A small Down East fishing community may, for the first time, allow residents to order frothy mugs of beer or other alcoholic beverages when they sit down at a local restaurant.
Jonesport is one of the many semi-dry rural communities in Washington and Aroostook counties. For decades it was fully dry — meaning you couldn’t get a drink or buy a bottle — but voters approved alcohol sales in stores in 1976.
Now the town, one of the largest lobster ports in the state, is planning to put a series of referendum questions before residents in November that, if all passed, would allow restaurants to sell beer, wine and spirits for customers to drink on-premise, seven days a week.
It’s a topic the town has considered before. Town officials have been waiting for the residents to bring it up again, said selectman Billy Milliken. About six weeks ago, a dentist who owns a waterfront property in Jonesport and is interested in opening a restaurant, brought a citizen’s petition to the town.
The petition didn’t follow the letter of the law to get a referendum question on the ballot, but sent town leaders the message that there was interest in getting alcohol sales on the menu.
Milliken sees it as a way to get more money flowing into the small coastal community and spur economic growth for the town of about 1,300 people. Right now, there are only a handful of places to eat in Jonesport, and people often go out in neighboring communities.
“The town has a lot of needs,” said Milliken. “One thing is more restaurants. This would keep a lot of money in town.”
And while there is a chance the town will be a little less dry come November, it’s unlikely there will ever be a Jonesport bar crawl.

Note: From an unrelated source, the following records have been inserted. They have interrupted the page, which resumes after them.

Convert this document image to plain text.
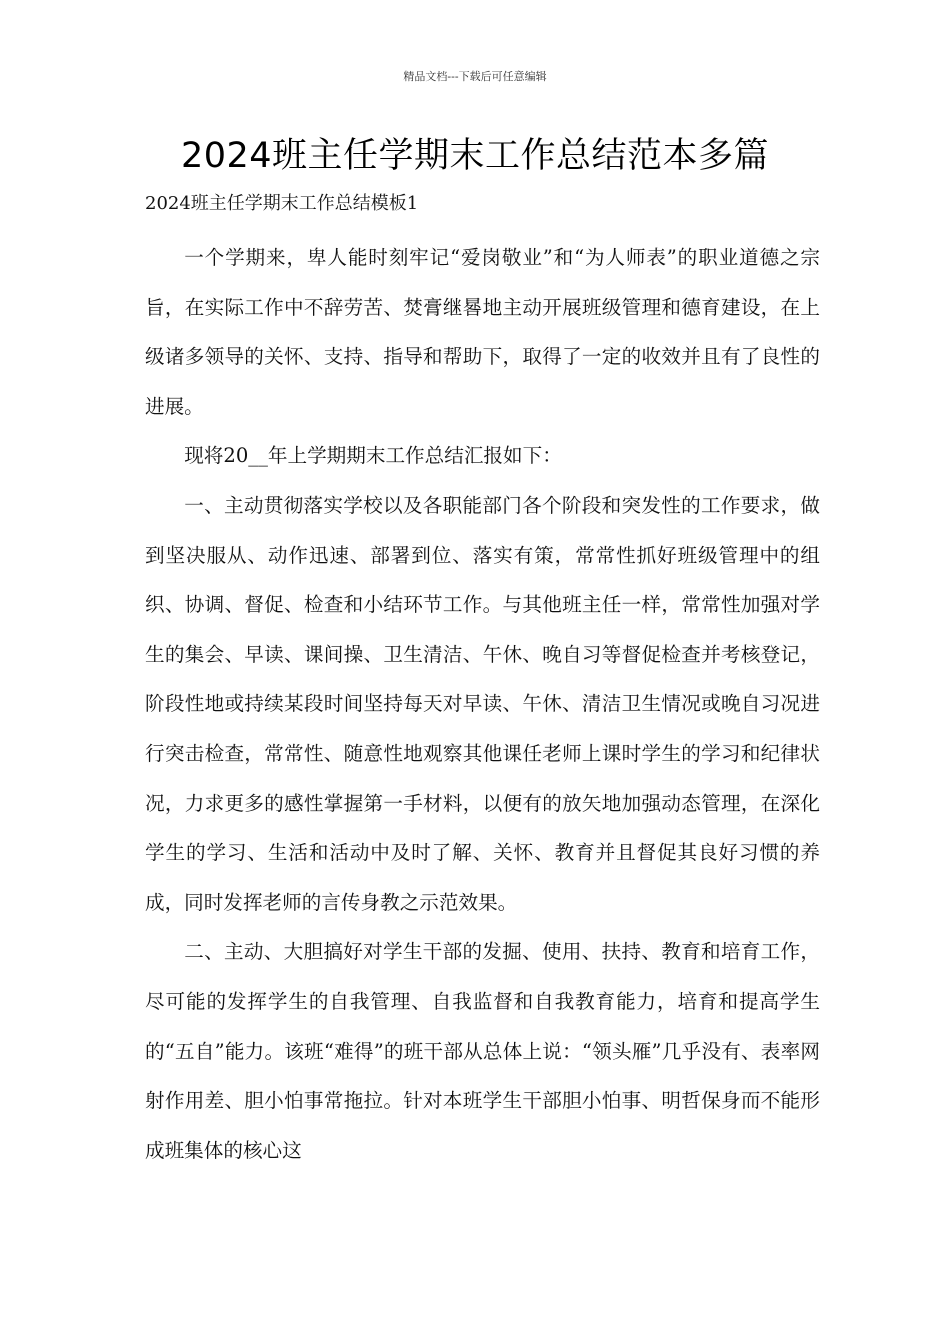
精品文档---下载后可任意编辑
2024班主任学期末工作总结范本多篇
2024班主任学期末工作总结模板1

一个学期来，卑人能时刻牢记“爱岗敬业”和“为人师表”的职业道德之宗旨，在实际工作中不辞劳苦、焚膏继晷地主动开展班级管理和德育建设，在上级诸多领导的关怀、支持、指导和帮助下，取得了一定的收效并且有了良性的进展。

现将20__年上学期期末工作总结汇报如下：

一、主动贯彻落实学校以及各职能部门各个阶段和突发性的工作要求，做到坚决服从、动作迅速、部署到位、落实有策，常常性抓好班级管理中的组织、协调、督促、检查和小结环节工作。与其他班主任一样，常常性加强对学生的集会、早读、课间操、卫生清洁、午休、晚自习等督促检查并考核登记，阶段性地或持续某段时间坚持每天对早读、午休、清洁卫生情况或晚自习况进行突击检查，常常性、随意性地观察其他课任老师上课时学生的学习和纪律状况，力求更多的感性掌握第一手材料，以便有的放矢地加强动态管理，在深化学生的学习、生活和活动中及时了解、关怀、教育并且督促其良好习惯的养成，同时发挥老师的言传身教之示范效果。

二、主动、大胆搞好对学生干部的发掘、使用、扶持、教育和培育工作，尽可能的发挥学生的自我管理、自我监督和自我教育能力，培育和提高学生的“五自”能力。该班“难得”的班干部从总体上说：“领头雁”几乎没有、表率网射作用差、胆小怕事常拖拉。针对本班学生干部胆小怕事、明哲保身而不能形成班集体的核心这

In 2015, the town passed zoning regulations that ban any establishment that’s gross revenue is made up of more than one-third from the sale of alcohol.

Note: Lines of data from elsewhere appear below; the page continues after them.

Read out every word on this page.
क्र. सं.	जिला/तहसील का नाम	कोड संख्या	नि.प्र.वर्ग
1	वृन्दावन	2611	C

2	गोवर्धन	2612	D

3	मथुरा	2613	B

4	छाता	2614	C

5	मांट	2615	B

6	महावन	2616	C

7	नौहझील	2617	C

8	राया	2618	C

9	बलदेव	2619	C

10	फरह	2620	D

“We recognized that really the people in town were concerned about there being bars,” Milliken said.
On a busy Thursday, a woman working the phone at Jonesport Pizza, one of the only places to eat in town, said that the pizzeria already sells alcohol for takeout. It can’t be drank on the premises, though. But the owners would be open to selling drinks to customers who are eating in if the vote passes, she said before getting back to work.
If it passes, Jonesport would be following the lead of Corinth, which broke its decades-long stretch as a dry town earlier this year.